Powerglide/powerwand

Specialties Infusion

Published

Have any of you used a extended dwell piv? We are currently looking at the powerglide, but have not heard anything great about them. Do you use these at your hospital? What are the pros and cons of these catheters? What is the difference between the powerglide and powerwand? How were you able to implement them in your facility? How did you bill for this device? Thank you.

I've only used the PowerGlide and played with the PowerWand.

We billed them as midlines and treated them just like any other midline, except we could power inject through the PowerGlide.

The PowerGlide works great on people with great veins, but how many of those patients do we see? We've had a rather high failure to insert rate with the PowerGlide that just does not make it economical for use to carry the catheter anymore.

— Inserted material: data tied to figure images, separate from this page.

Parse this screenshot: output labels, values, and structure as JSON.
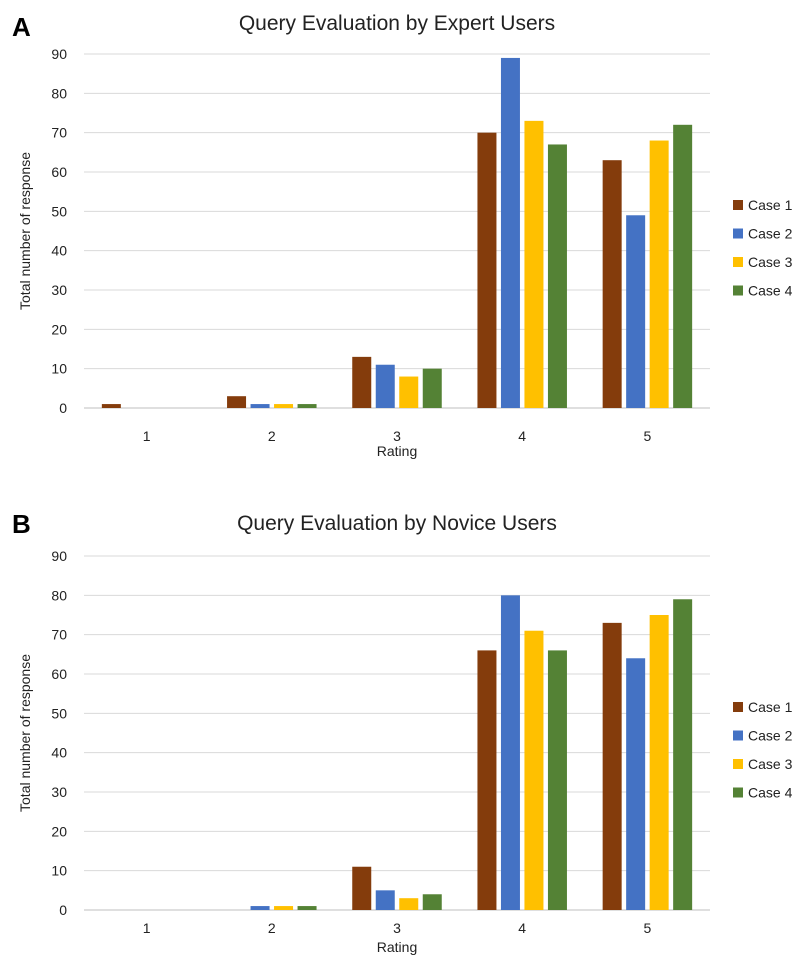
{
  "chart_data": [
    {
      "panel_label": "A",
      "type": "bar",
      "title": "Query Evaluation by Expert Users",
      "xlabel": "Rating",
      "ylabel": "Total number of response",
      "categories": [
        "1",
        "2",
        "3",
        "4",
        "5"
      ],
      "ylim": [
        0,
        90
      ],
      "yticks": [
        0,
        10,
        20,
        30,
        40,
        50,
        60,
        70,
        80,
        90
      ],
      "grid": true,
      "legend_position": "right",
      "series": [
        {
          "name": "Case 1",
          "color": "#843C0C",
          "values": [
            1,
            3,
            13,
            70,
            63
          ]
        },
        {
          "name": "Case 2",
          "color": "#4472C4",
          "values": [
            0,
            1,
            11,
            89,
            49
          ]
        },
        {
          "name": "Case 3",
          "color": "#FFC000",
          "values": [
            0,
            1,
            8,
            73,
            68
          ]
        },
        {
          "name": "Case 4",
          "color": "#548235",
          "values": [
            0,
            1,
            10,
            67,
            72
          ]
        }
      ]
    },
    {
      "panel_label": "B",
      "type": "bar",
      "title": "Query Evaluation by Novice Users",
      "xlabel": "Rating",
      "ylabel": "Total number of response",
      "categories": [
        "1",
        "2",
        "3",
        "4",
        "5"
      ],
      "ylim": [
        0,
        90
      ],
      "yticks": [
        0,
        10,
        20,
        30,
        40,
        50,
        60,
        70,
        80,
        90
      ],
      "grid": true,
      "legend_position": "right",
      "series": [
        {
          "name": "Case 1",
          "color": "#843C0C",
          "values": [
            0,
            0,
            11,
            66,
            73
          ]
        },
        {
          "name": "Case 2",
          "color": "#4472C4",
          "values": [
            0,
            1,
            5,
            80,
            64
          ]
        },
        {
          "name": "Case 3",
          "color": "#FFC000",
          "values": [
            0,
            1,
            3,
            71,
            75
          ]
        },
        {
          "name": "Case 4",
          "color": "#548235",
          "values": [
            0,
            1,
            4,
            66,
            79
          ]
        }
      ]
    }
  ]
}
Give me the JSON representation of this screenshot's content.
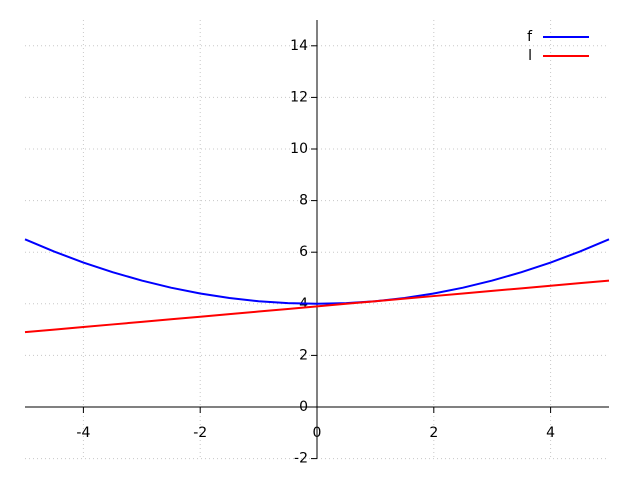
{
  "chart_data": {
    "type": "line",
    "x": [
      -5,
      -4.5,
      -4,
      -3.5,
      -3,
      -2.5,
      -2,
      -1.5,
      -1,
      -0.5,
      0,
      0.5,
      1,
      1.5,
      2,
      2.5,
      3,
      3.5,
      4,
      4.5,
      5
    ],
    "series": [
      {
        "name": "f",
        "color": "#0000ff",
        "values": [
          6.5,
          6.025,
          5.6,
          5.225,
          4.9,
          4.625,
          4.4,
          4.225,
          4.1,
          4.025,
          4,
          4.025,
          4.1,
          4.225,
          4.4,
          4.625,
          4.9,
          5.225,
          5.6,
          6.025,
          6.5
        ]
      },
      {
        "name": "l",
        "color": "#ff0000",
        "values": [
          2.9,
          3.0,
          3.1,
          3.2,
          3.3,
          3.4,
          3.5,
          3.6,
          3.7,
          3.8,
          3.9,
          4.0,
          4.1,
          4.2,
          4.3,
          4.4,
          4.5,
          4.6,
          4.7,
          4.8,
          4.9
        ]
      }
    ],
    "xlim": [
      -5,
      5
    ],
    "ylim": [
      -2,
      15
    ],
    "xticks": [
      -4,
      -2,
      0,
      2,
      4
    ],
    "yticks": [
      -2,
      0,
      2,
      4,
      6,
      8,
      10,
      12,
      14
    ],
    "grid": true,
    "legend": "top-right"
  }
}
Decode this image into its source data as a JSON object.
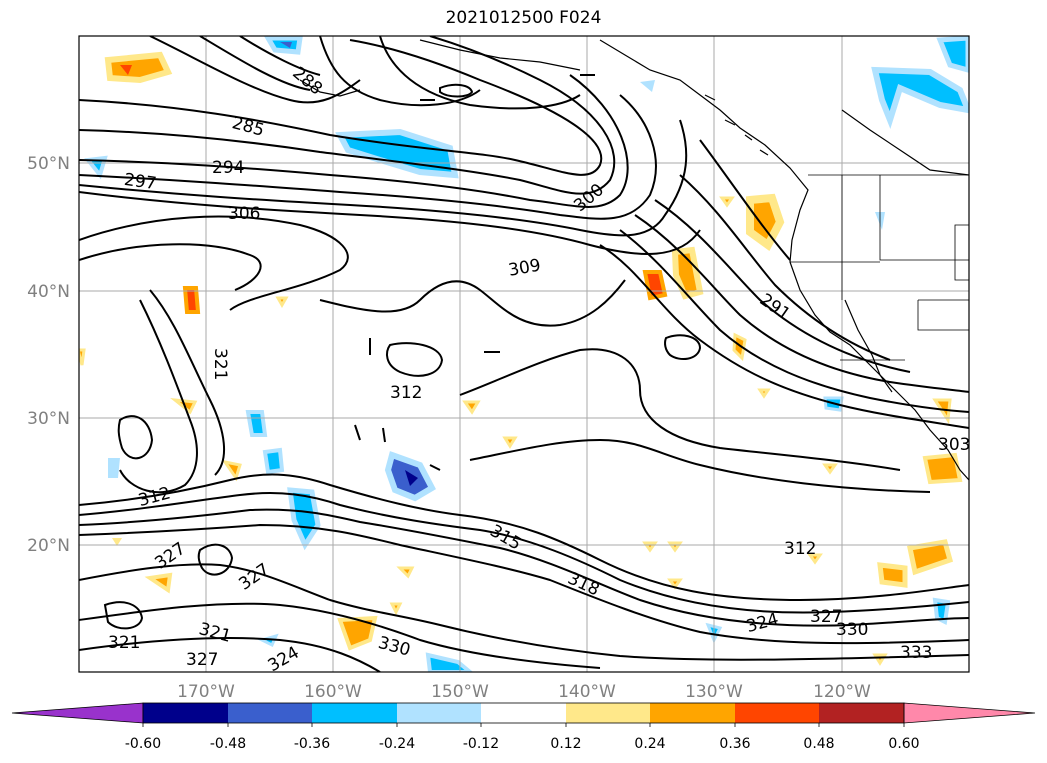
{
  "title": "2021012500 F024",
  "map": {
    "lon_ticks": [
      "170°W",
      "160°W",
      "150°W",
      "140°W",
      "130°W",
      "120°W"
    ],
    "lat_ticks": [
      "50°N",
      "40°N",
      "30°N",
      "20°N"
    ],
    "contour_labels": [
      "285",
      "288",
      "294",
      "297",
      "306",
      "300",
      "309",
      "291",
      "312",
      "321",
      "312",
      "327",
      "327",
      "321",
      "315",
      "318",
      "312",
      "324",
      "327",
      "330",
      "333",
      "330",
      "321",
      "327",
      "324",
      "303"
    ]
  },
  "colorbar": {
    "ticks": [
      "-0.60",
      "-0.48",
      "-0.36",
      "-0.24",
      "-0.12",
      "0.12",
      "0.24",
      "0.36",
      "0.48",
      "0.60"
    ],
    "colors": [
      "#9932cc",
      "#00008b",
      "#3a5fcd",
      "#00bfff",
      "#b0e2ff",
      "#ffffff",
      "#ffe88a",
      "#ffa500",
      "#ff4500",
      "#b22222",
      "#ff88aa"
    ]
  }
}
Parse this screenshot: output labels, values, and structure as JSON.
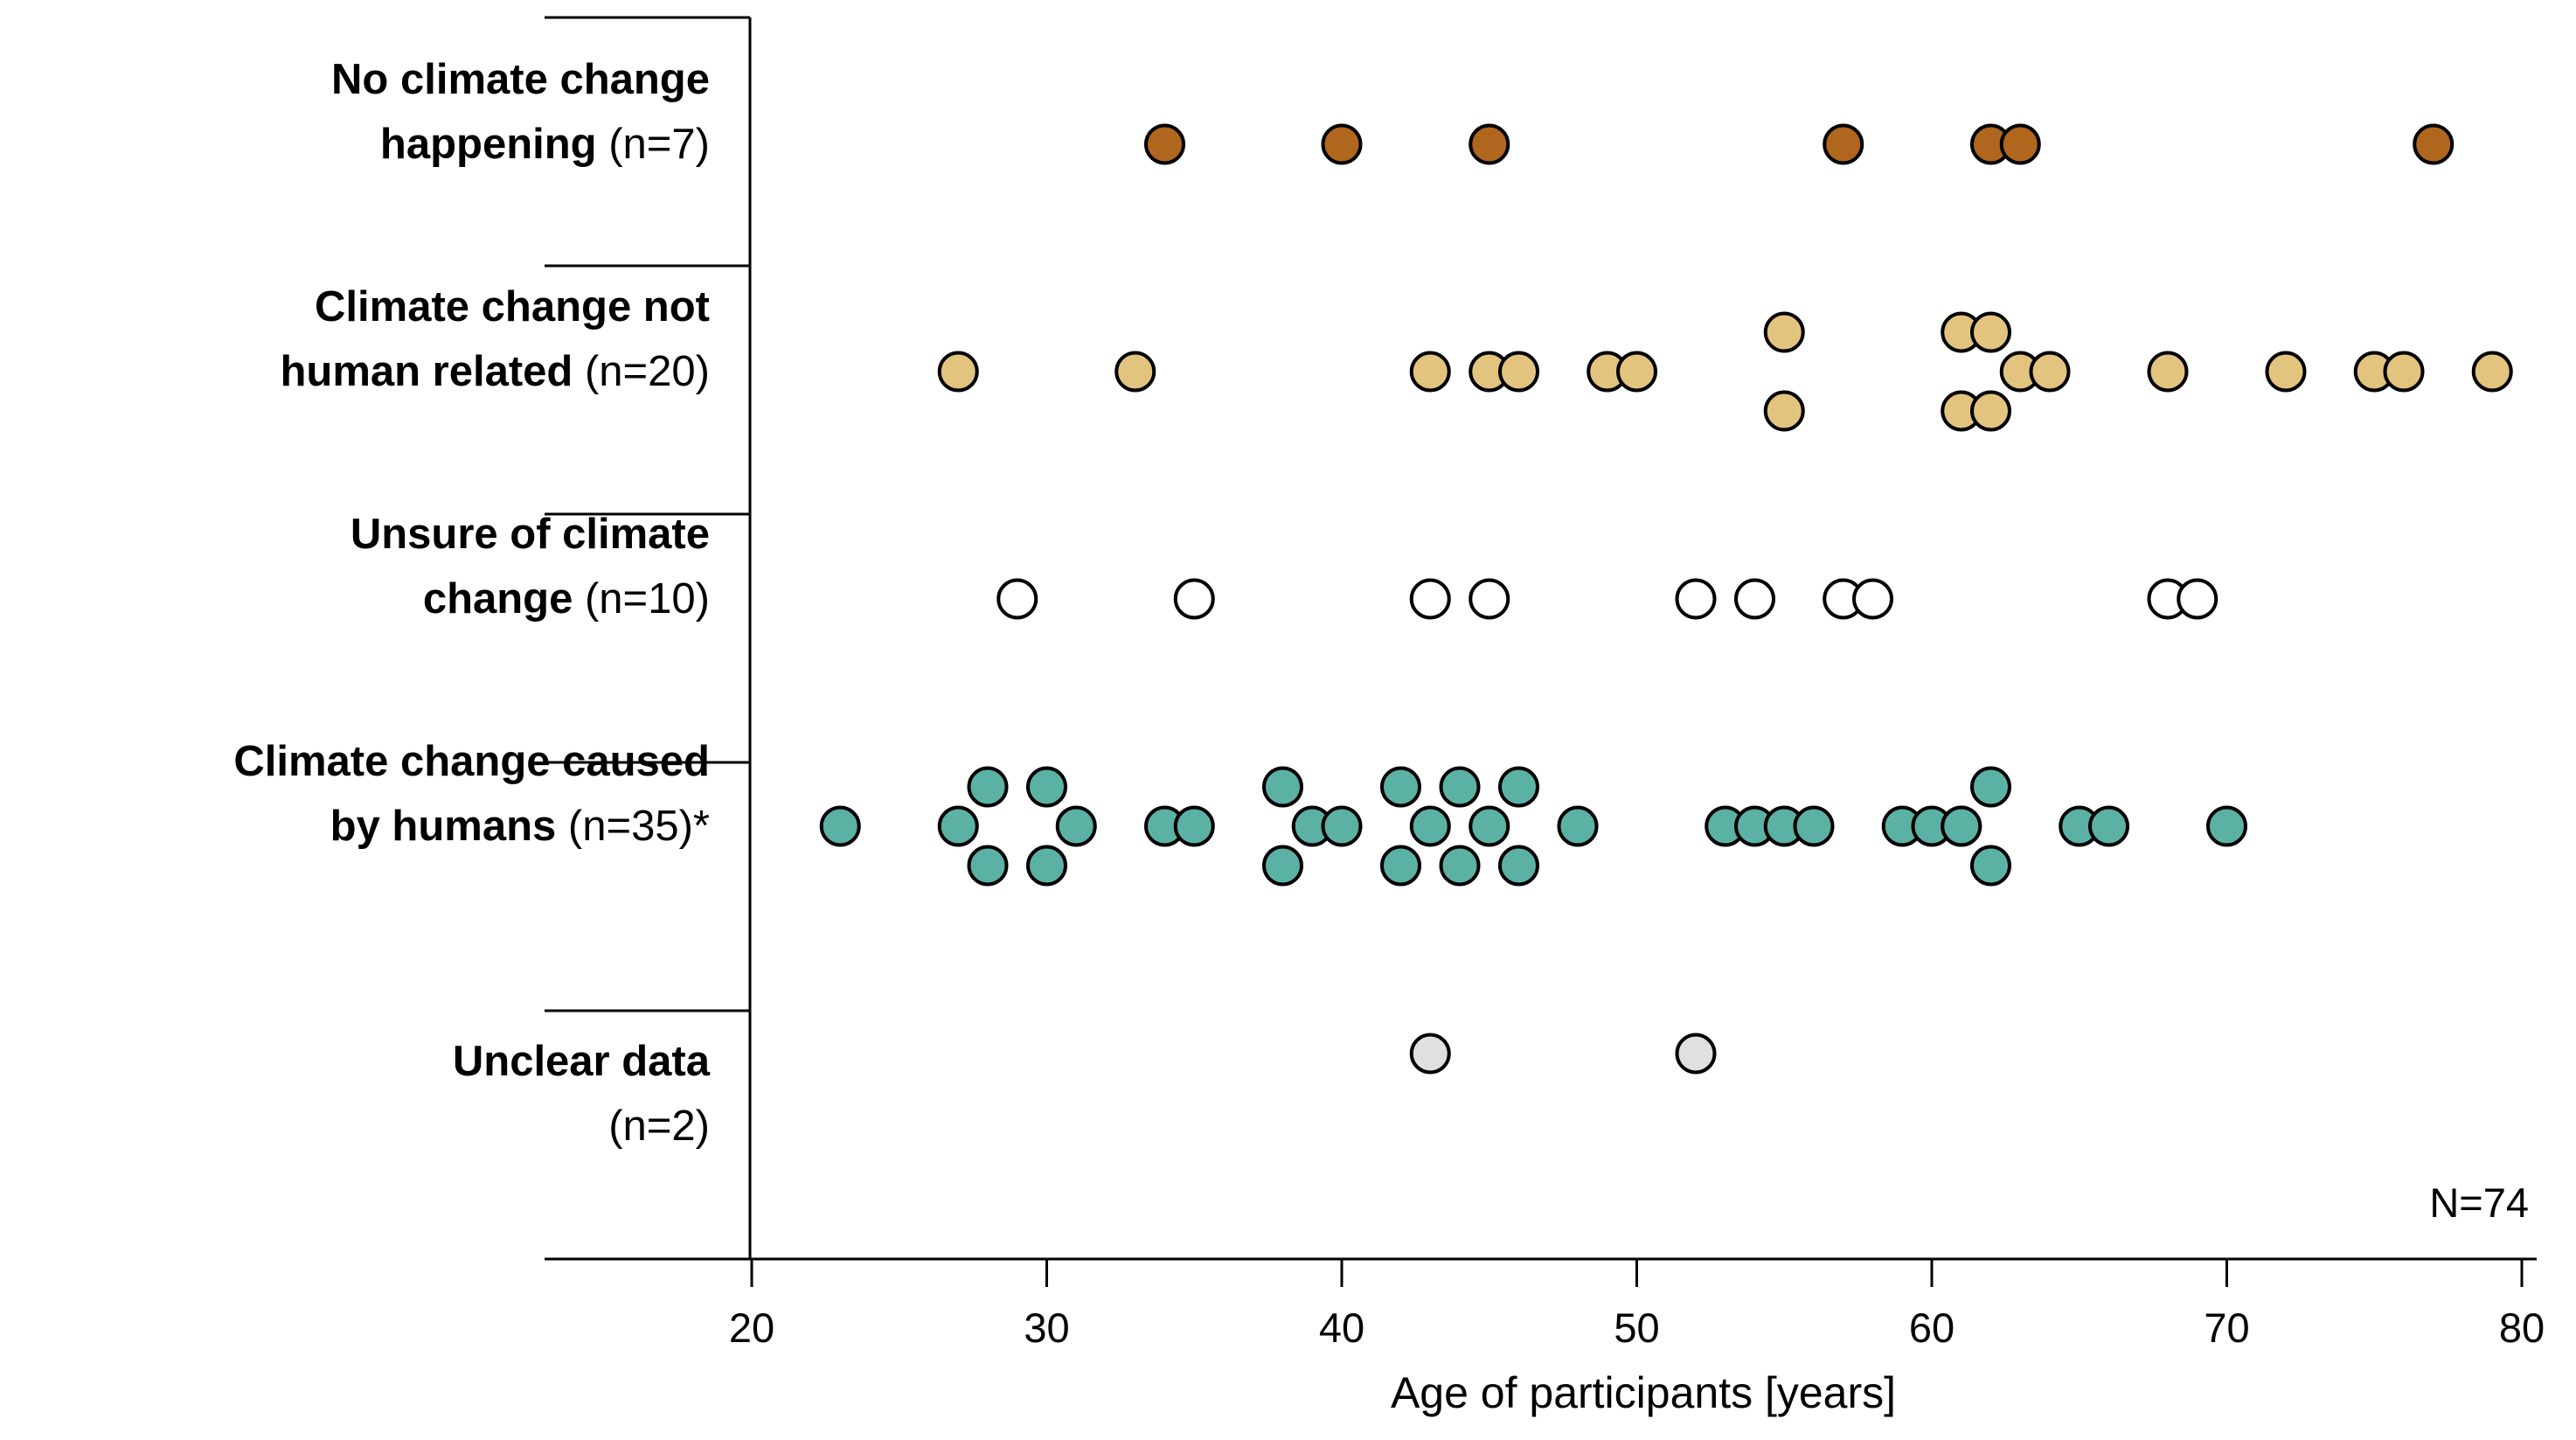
{
  "page": {
    "background": "#ffffff",
    "line_color": "#000000"
  },
  "chart_data": {
    "type": "scatter",
    "variant": "dot-strip-plot",
    "title": "",
    "xlabel": "Age of participants [years]",
    "ylabel": "",
    "x_range": [
      20,
      80
    ],
    "x_ticks": [
      20,
      30,
      40,
      50,
      60,
      70,
      80
    ],
    "grid": "off",
    "legend": "none",
    "total_label": "N=74",
    "dot_outline_color": "#000000",
    "categories": [
      {
        "full_label": "No climate change happening (n=7)",
        "line1": "No climate change",
        "line2_bold": "happening",
        "line2_rest": "(n=7)",
        "n": 7,
        "dot_color": "#b1661e",
        "points": [
          [
            34,
            0
          ],
          [
            40,
            0
          ],
          [
            45,
            0
          ],
          [
            57,
            0
          ],
          [
            62,
            0
          ],
          [
            63,
            0
          ],
          [
            77,
            0
          ]
        ]
      },
      {
        "full_label": "Climate change not human related (n=20)",
        "line1": "Climate change not",
        "line2_bold": "human related",
        "line2_rest": "(n=20)",
        "n": 20,
        "dot_color": "#e3c47f",
        "points": [
          [
            27,
            0
          ],
          [
            33,
            0
          ],
          [
            43,
            0
          ],
          [
            45,
            0
          ],
          [
            46,
            0
          ],
          [
            49,
            0
          ],
          [
            50,
            0
          ],
          [
            55,
            -1
          ],
          [
            55,
            1
          ],
          [
            61,
            -1
          ],
          [
            62,
            -1
          ],
          [
            61,
            1
          ],
          [
            62,
            1
          ],
          [
            63,
            0
          ],
          [
            64,
            0
          ],
          [
            68,
            0
          ],
          [
            72,
            0
          ],
          [
            75,
            0
          ],
          [
            76,
            0
          ],
          [
            79,
            0
          ]
        ]
      },
      {
        "full_label": "Unsure of climate change (n=10)",
        "line1": "Unsure of climate",
        "line2_bold": "change",
        "line2_rest": "(n=10)",
        "n": 10,
        "dot_color": "#ffffff",
        "points": [
          [
            29,
            0
          ],
          [
            35,
            0
          ],
          [
            43,
            0
          ],
          [
            45,
            0
          ],
          [
            52,
            0
          ],
          [
            54,
            0
          ],
          [
            57,
            0
          ],
          [
            58,
            0
          ],
          [
            68,
            0
          ],
          [
            69,
            0
          ]
        ]
      },
      {
        "full_label": "Climate change caused by humans (n=35)*",
        "line1": "Climate change caused",
        "line2_bold": "by humans",
        "line2_rest": "(n=35)*",
        "n": 35,
        "dot_color": "#5bb2a4",
        "points": [
          [
            23,
            0
          ],
          [
            27,
            0
          ],
          [
            28,
            -1
          ],
          [
            28,
            1
          ],
          [
            30,
            -1
          ],
          [
            30,
            1
          ],
          [
            31,
            0
          ],
          [
            34,
            0
          ],
          [
            35,
            0
          ],
          [
            38,
            -1
          ],
          [
            38,
            1
          ],
          [
            39,
            0
          ],
          [
            40,
            0
          ],
          [
            42,
            -1
          ],
          [
            42,
            1
          ],
          [
            43,
            0
          ],
          [
            44,
            -1
          ],
          [
            44,
            1
          ],
          [
            45,
            0
          ],
          [
            46,
            -1
          ],
          [
            46,
            1
          ],
          [
            48,
            0
          ],
          [
            53,
            0
          ],
          [
            54,
            0
          ],
          [
            55,
            0
          ],
          [
            56,
            0
          ],
          [
            59,
            0
          ],
          [
            60,
            0
          ],
          [
            61,
            0
          ],
          [
            61,
            0
          ],
          [
            62,
            -1
          ],
          [
            62,
            1
          ],
          [
            65,
            0
          ],
          [
            66,
            0
          ],
          [
            70,
            0
          ]
        ]
      },
      {
        "full_label": "Unclear data (n=2)",
        "line1": "Unclear data",
        "line2_bold": "",
        "line2_rest": "(n=2)",
        "n": 2,
        "dot_color": "#e0e0e0",
        "points": [
          [
            43,
            0
          ],
          [
            52,
            0
          ]
        ]
      }
    ]
  }
}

Vascular access nurses are fencers, we use a light and delicate touch, but the PowerGlide is a broadsword. When you are accessing a vein with the introducer needle it is light and transmits the feel of the tissue and vessel well. The same goes for the guide-wire, you can feel when the cannulation is good. The size, weight, and how everything is bundled and touching in the PowerGlide deteriorates the ability of the nurse to feel the insertion process.

We asked ourselves what the advantage of the PowerGlide was and we could not come up with one. The nice thing with actual midlines is that they are long so that you can trim them to the length you need and really place them in the ideal location. We asked ourselves what is stopping us from inserting a longer PIV, inserting it with max barrier, and calling it a midline? Nothing.

A midline is no longer defined by length but is rather defined by how and where the catheter is inserted. Considering how the INS and CDC are supporting unlimited dwells for PIVs and the advantages of traditional midlines we did not see the advantage for PowerGlides.